Logical Transformers: Infusing Logical Structures into Pre-Trained Language Models
- Borui Wang ,
- Qiuyuan Huang ,
- Budhaditya Deb ,
- Aaron L. Halfaker ,
- Liqun Shao ,
- Daniel McDuff ,
- Ahmed Awadallah ,
- Dragomir Radev ,
- Jianfeng Gao
Natural language has a logical structure and information, the understanding of which is essential for many language-based tasks. Existing pre-trained language models based on transformer architectures mostly adopt a classical design for constructing their input embeddings that ignores the logical structures underlying natural language texts, thus limiting their ability to better capture and encode main logical information in the input sequences.

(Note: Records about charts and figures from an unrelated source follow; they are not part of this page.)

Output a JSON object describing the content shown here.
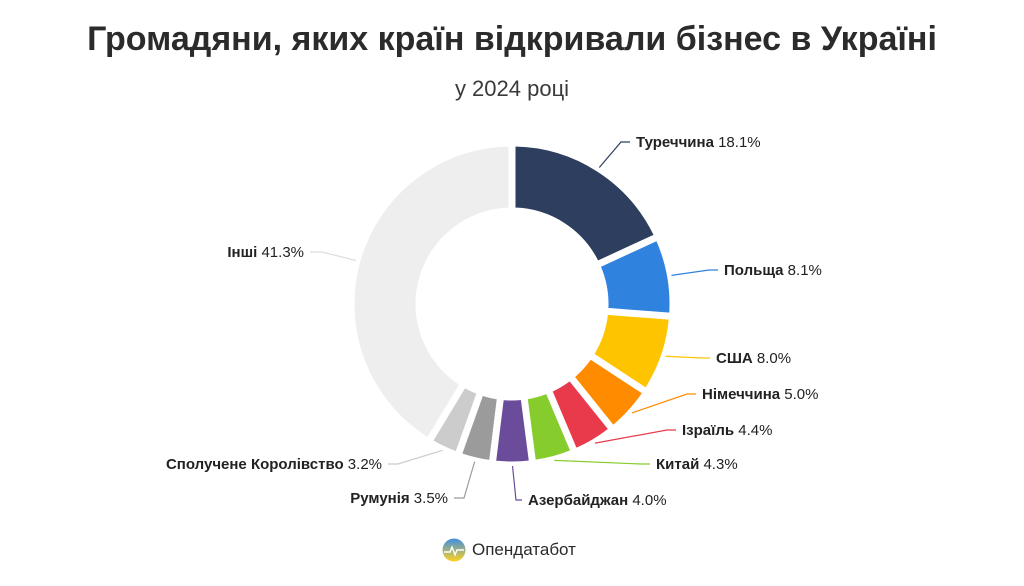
{
  "chart_data": {
    "type": "pie",
    "title": "Громадяни, яких країн відкривали бізнес в Україні",
    "subtitle": "у 2024 році",
    "slices": [
      {
        "label": "Туреччина",
        "value": 18.1,
        "value_text": "18.1%",
        "color": "#2e3e5e"
      },
      {
        "label": "Польща",
        "value": 8.1,
        "value_text": "8.1%",
        "color": "#2f82de"
      },
      {
        "label": "США",
        "value": 8.0,
        "value_text": "8.0%",
        "color": "#ffc400"
      },
      {
        "label": "Німеччина",
        "value": 5.0,
        "value_text": "5.0%",
        "color": "#ff8c00"
      },
      {
        "label": "Ізраїль",
        "value": 4.4,
        "value_text": "4.4%",
        "color": "#e83a4a"
      },
      {
        "label": "Китай",
        "value": 4.3,
        "value_text": "4.3%",
        "color": "#86cc2c"
      },
      {
        "label": "Азербайджан",
        "value": 4.0,
        "value_text": "4.0%",
        "color": "#6b4c9a"
      },
      {
        "label": "Румунія",
        "value": 3.5,
        "value_text": "3.5%",
        "color": "#9b9b9b"
      },
      {
        "label": "Сполучене Королівство",
        "value": 3.2,
        "value_text": "3.2%",
        "color": "#cccccc"
      },
      {
        "label": "Інші",
        "value": 41.3,
        "value_text": "41.3%",
        "color": "#eeeeee"
      }
    ]
  },
  "footer": {
    "brand": "Опендатабот",
    "icon": "opendatabot-logo-icon"
  }
}
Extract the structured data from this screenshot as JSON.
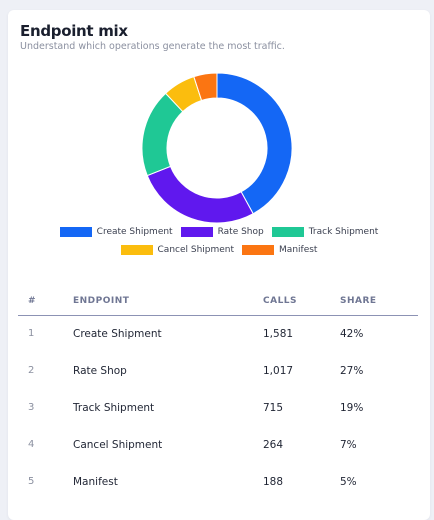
{
  "header": {
    "title": "Endpoint mix",
    "subtitle": "Understand which operations generate the most traffic."
  },
  "chart_data": {
    "type": "pie",
    "categories": [
      "Create Shipment",
      "Rate Shop",
      "Track Shipment",
      "Cancel Shipment",
      "Manifest"
    ],
    "values": [
      1581,
      1017,
      715,
      264,
      188
    ],
    "colors": [
      "#1467f5",
      "#6018ee",
      "#1fc895",
      "#fbbd0e",
      "#fb7512"
    ],
    "legend_position": "bottom",
    "title": "",
    "xlabel": "",
    "ylabel": ""
  },
  "table": {
    "headers": [
      "#",
      "ENDPOINT",
      "CALLS",
      "SHARE"
    ],
    "rows": [
      {
        "rank": "1",
        "endpoint": "Create Shipment",
        "calls": "1,581",
        "share": "42%"
      },
      {
        "rank": "2",
        "endpoint": "Rate Shop",
        "calls": "1,017",
        "share": "27%"
      },
      {
        "rank": "3",
        "endpoint": "Track Shipment",
        "calls": "715",
        "share": "19%"
      },
      {
        "rank": "4",
        "endpoint": "Cancel Shipment",
        "calls": "264",
        "share": "7%"
      },
      {
        "rank": "5",
        "endpoint": "Manifest",
        "calls": "188",
        "share": "5%"
      }
    ]
  }
}
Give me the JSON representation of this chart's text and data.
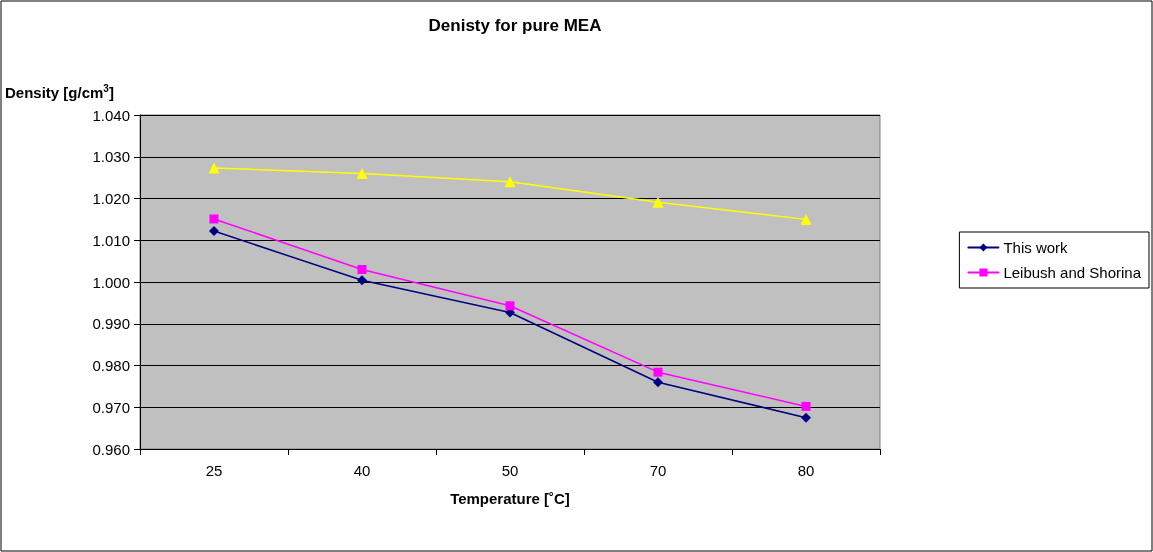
{
  "chart_data": {
    "type": "line",
    "title": "Denisty for pure MEA",
    "xlabel": "Temperature [˚C]",
    "ylabel": "Density [g/cm$^{3}$]",
    "categories": [
      "25",
      "40",
      "50",
      "70",
      "80"
    ],
    "series": [
      {
        "name": "This work",
        "color": "#000080",
        "marker": "diamond",
        "values": [
          1.0122,
          1.0004,
          0.9927,
          0.976,
          0.9675
        ]
      },
      {
        "name": "Leibush and Shorina",
        "color": "#ff00ff",
        "marker": "square",
        "values": [
          1.0151,
          1.003,
          0.9943,
          0.9784,
          0.9702
        ]
      },
      {
        "color": "#ffff00",
        "marker": "triangle",
        "values": [
          1.0273,
          1.026,
          1.024,
          1.0191,
          1.015
        ]
      }
    ],
    "ylim": [
      0.96,
      1.04
    ],
    "yticks": [
      {
        "value": 0.96,
        "label": "0.960"
      },
      {
        "value": 0.97,
        "label": "0.970"
      },
      {
        "value": 0.98,
        "label": "0.980"
      },
      {
        "value": 0.99,
        "label": "0.990"
      },
      {
        "value": 1.0,
        "label": "1.000"
      },
      {
        "value": 1.01,
        "label": "1.010"
      },
      {
        "value": 1.02,
        "label": "1.020"
      },
      {
        "value": 1.03,
        "label": "1.030"
      },
      {
        "value": 1.04,
        "label": "1.040"
      }
    ],
    "grid": "y",
    "legend": "right",
    "line_style": "solid"
  }
}
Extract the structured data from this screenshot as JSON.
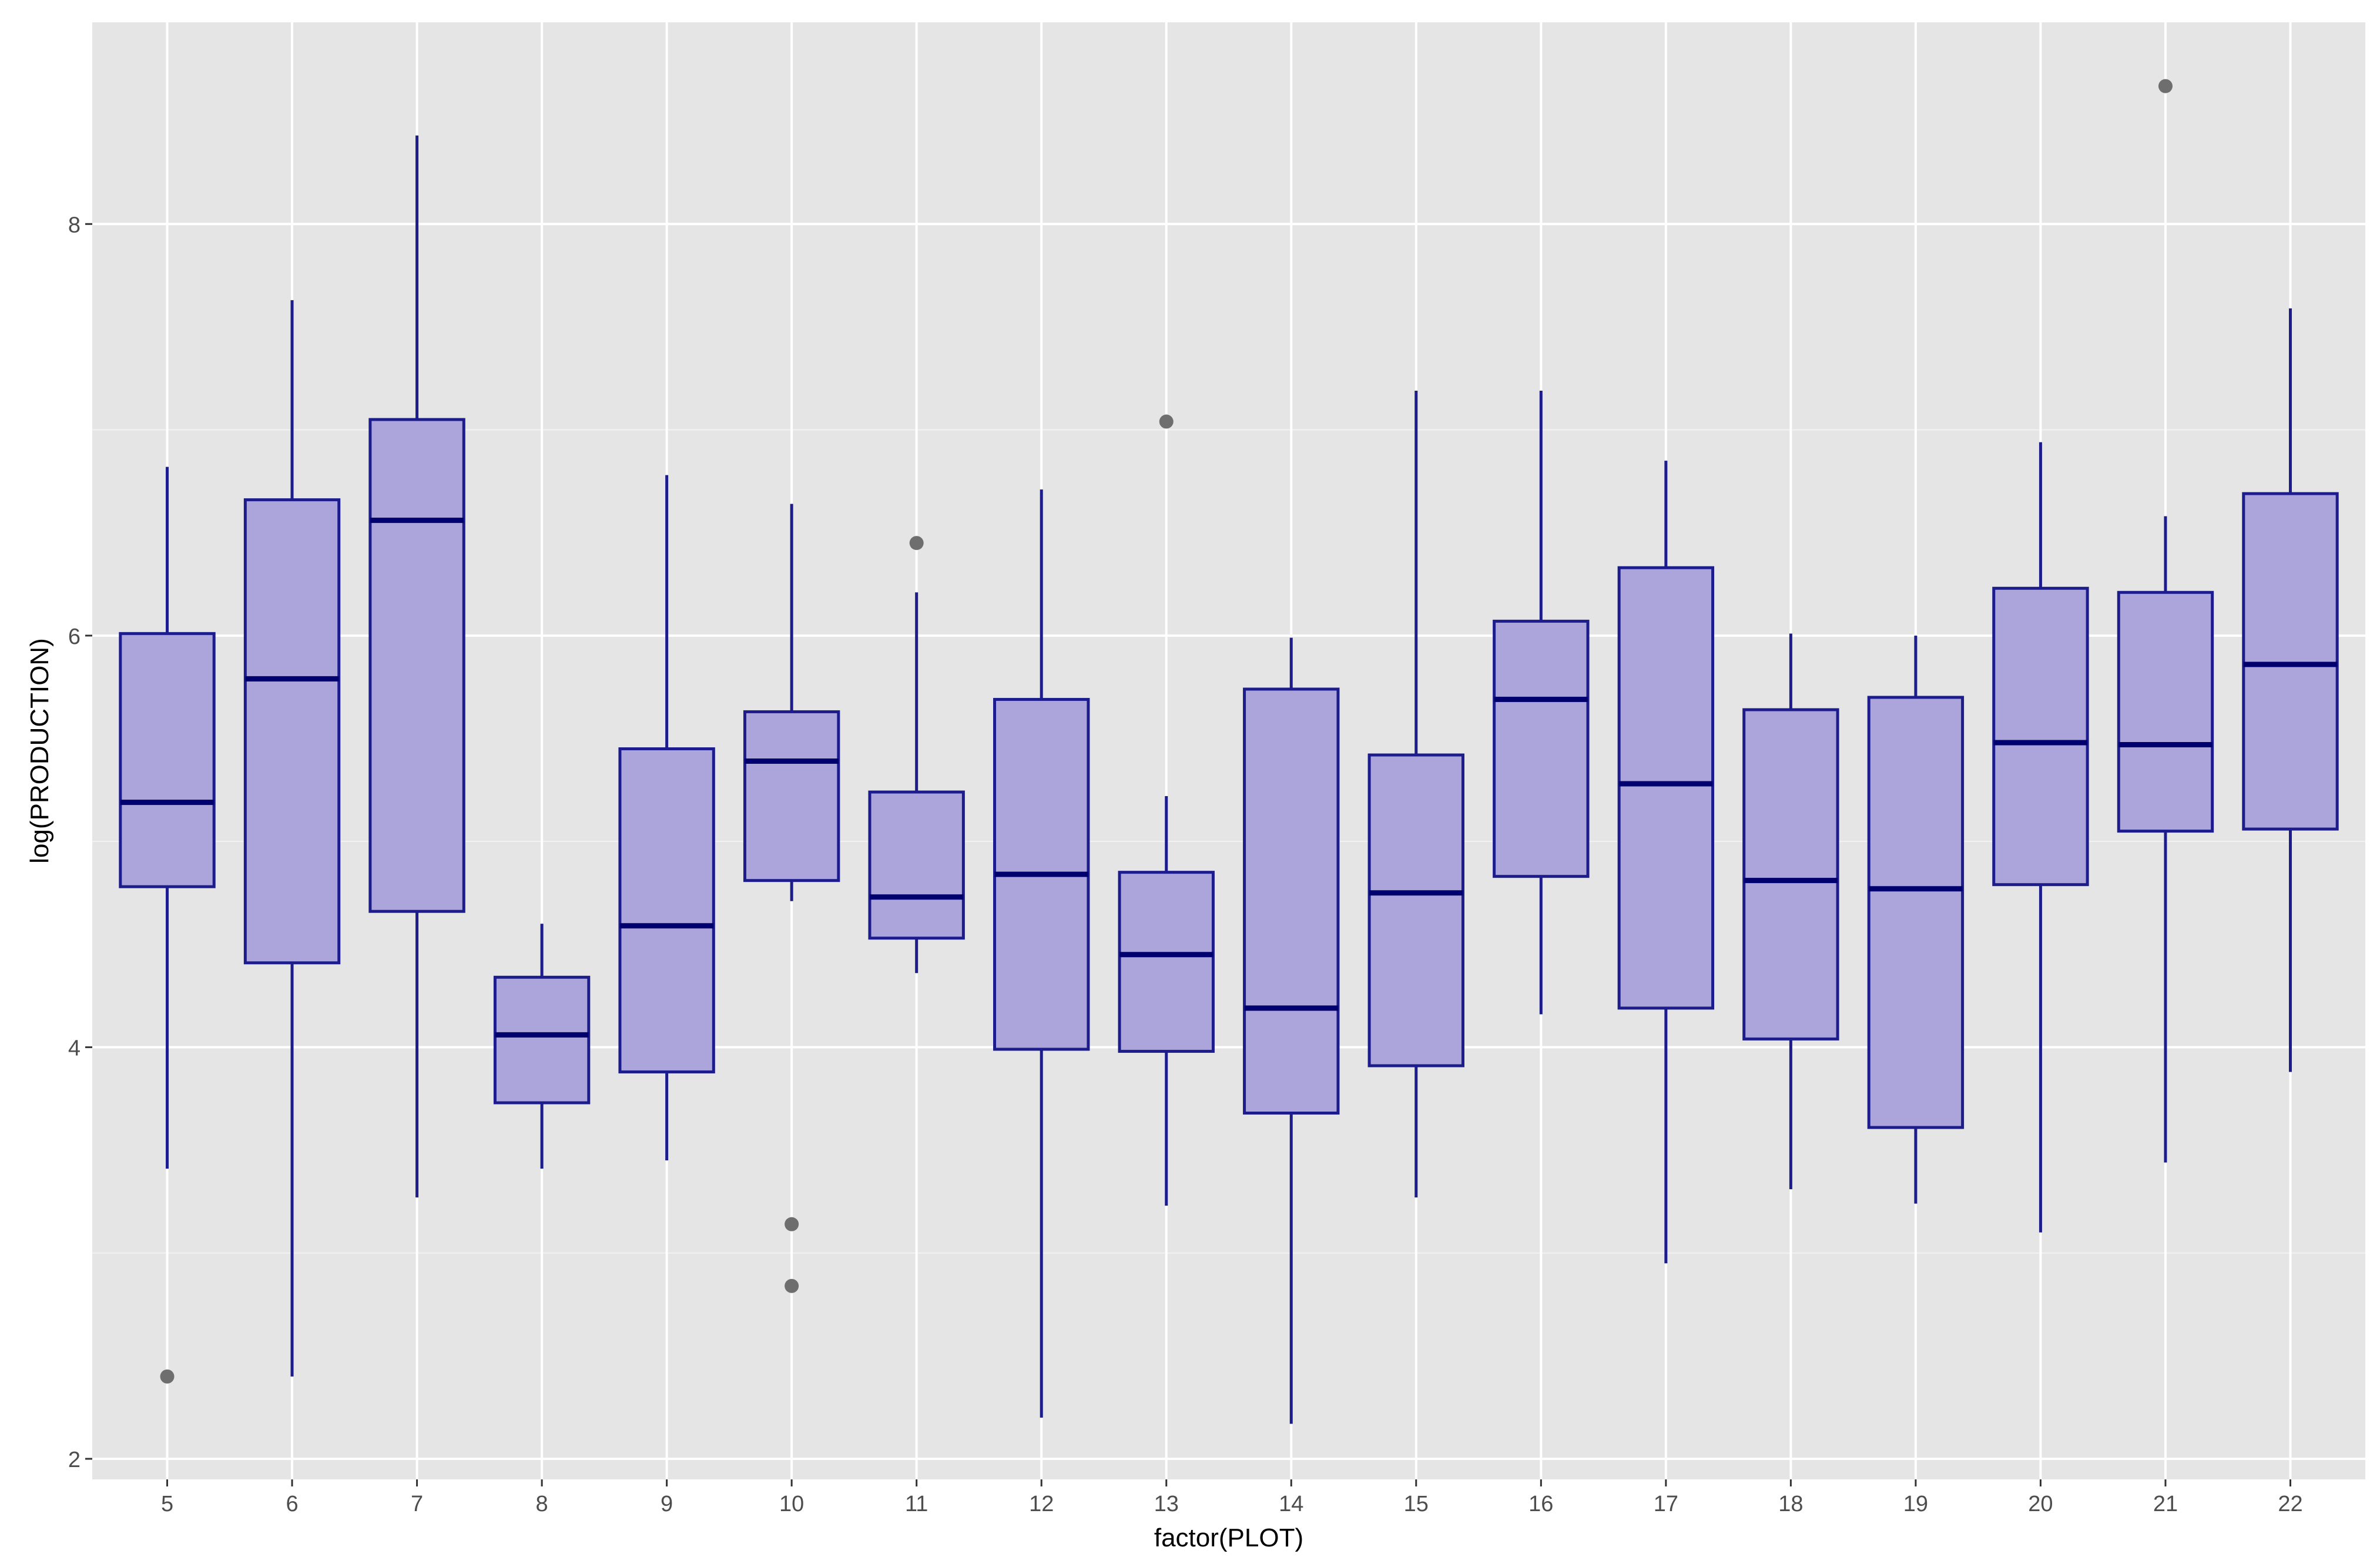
{
  "chart_data": {
    "type": "boxplot",
    "title": "",
    "xlabel": "factor(PLOT)",
    "ylabel": "log(PRODUCTION)",
    "ylim": [
      1.9,
      8.98
    ],
    "y_ticks": [
      "2",
      "4",
      "6",
      "8"
    ],
    "categories": [
      "5",
      "6",
      "7",
      "8",
      "9",
      "10",
      "11",
      "12",
      "13",
      "14",
      "15",
      "16",
      "17",
      "18",
      "19",
      "20",
      "21",
      "22"
    ],
    "boxes": [
      {
        "category": "5",
        "whisker_low": 3.41,
        "q1": 4.78,
        "median": 5.19,
        "q3": 6.01,
        "whisker_high": 6.82,
        "outliers": [
          2.4
        ]
      },
      {
        "category": "6",
        "whisker_low": 2.4,
        "q1": 4.41,
        "median": 5.79,
        "q3": 6.66,
        "whisker_high": 7.63,
        "outliers": []
      },
      {
        "category": "7",
        "whisker_low": 3.27,
        "q1": 4.66,
        "median": 6.56,
        "q3": 7.05,
        "whisker_high": 8.43,
        "outliers": []
      },
      {
        "category": "8",
        "whisker_low": 3.41,
        "q1": 3.73,
        "median": 4.06,
        "q3": 4.34,
        "whisker_high": 4.6,
        "outliers": []
      },
      {
        "category": "9",
        "whisker_low": 3.45,
        "q1": 3.88,
        "median": 4.59,
        "q3": 5.45,
        "whisker_high": 6.78,
        "outliers": []
      },
      {
        "category": "10",
        "whisker_low": 4.71,
        "q1": 4.81,
        "median": 5.39,
        "q3": 5.63,
        "whisker_high": 6.64,
        "outliers": [
          3.14,
          2.84
        ]
      },
      {
        "category": "11",
        "whisker_low": 4.36,
        "q1": 4.53,
        "median": 4.73,
        "q3": 5.24,
        "whisker_high": 6.21,
        "outliers": [
          6.45
        ]
      },
      {
        "category": "12",
        "whisker_low": 2.2,
        "q1": 3.99,
        "median": 4.84,
        "q3": 5.69,
        "whisker_high": 6.71,
        "outliers": []
      },
      {
        "category": "13",
        "whisker_low": 3.23,
        "q1": 3.98,
        "median": 4.45,
        "q3": 4.85,
        "whisker_high": 5.22,
        "outliers": [
          7.04
        ]
      },
      {
        "category": "14",
        "whisker_low": 2.17,
        "q1": 3.68,
        "median": 4.19,
        "q3": 5.74,
        "whisker_high": 5.99,
        "outliers": []
      },
      {
        "category": "15",
        "whisker_low": 3.27,
        "q1": 3.91,
        "median": 4.75,
        "q3": 5.42,
        "whisker_high": 7.19,
        "outliers": []
      },
      {
        "category": "16",
        "whisker_low": 4.16,
        "q1": 4.83,
        "median": 5.69,
        "q3": 6.07,
        "whisker_high": 7.19,
        "outliers": []
      },
      {
        "category": "17",
        "whisker_low": 2.95,
        "q1": 4.19,
        "median": 5.28,
        "q3": 6.33,
        "whisker_high": 6.85,
        "outliers": []
      },
      {
        "category": "18",
        "whisker_low": 3.31,
        "q1": 4.04,
        "median": 4.81,
        "q3": 5.64,
        "whisker_high": 6.01,
        "outliers": []
      },
      {
        "category": "19",
        "whisker_low": 3.24,
        "q1": 3.61,
        "median": 4.77,
        "q3": 5.7,
        "whisker_high": 6.0,
        "outliers": []
      },
      {
        "category": "20",
        "whisker_low": 3.1,
        "q1": 4.79,
        "median": 5.48,
        "q3": 6.23,
        "whisker_high": 6.94,
        "outliers": []
      },
      {
        "category": "21",
        "whisker_low": 3.44,
        "q1": 5.05,
        "median": 5.47,
        "q3": 6.21,
        "whisker_high": 6.58,
        "outliers": [
          8.67
        ]
      },
      {
        "category": "22",
        "whisker_low": 3.88,
        "q1": 5.06,
        "median": 5.86,
        "q3": 6.69,
        "whisker_high": 7.59,
        "outliers": []
      }
    ],
    "grid": true,
    "legend": "none",
    "colors": {
      "panel_background": "#e5e5e5",
      "grid_major": "#ffffff",
      "grid_minor": "#f2f2f2",
      "box_fill": "#aca5dc",
      "box_stroke": "#1c1c8c",
      "median_stroke": "#00006e",
      "outlier": "#6e6e6e",
      "axis_text": "#4d4d4d",
      "axis_title": "#000000"
    }
  }
}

To overcome such limitations, we first propose a novel approach to construct logic-aware input embeddings for transformer language models through a combination of logic detection, logic mapping and hierarchical logical projections, and then develop a corresponding new modeling paradigm that can upgrade all existing transformer language models into logical transformers to consistently boost their performance on different NLU and NLG tasks. Our empirical experiments on three challenging abstractive text summarization tasks demonstrate that our proposed logical transformer language approach achieves consistently superior performance over their baseline transformer models through a deeper understanding of the logical structures of the source texts.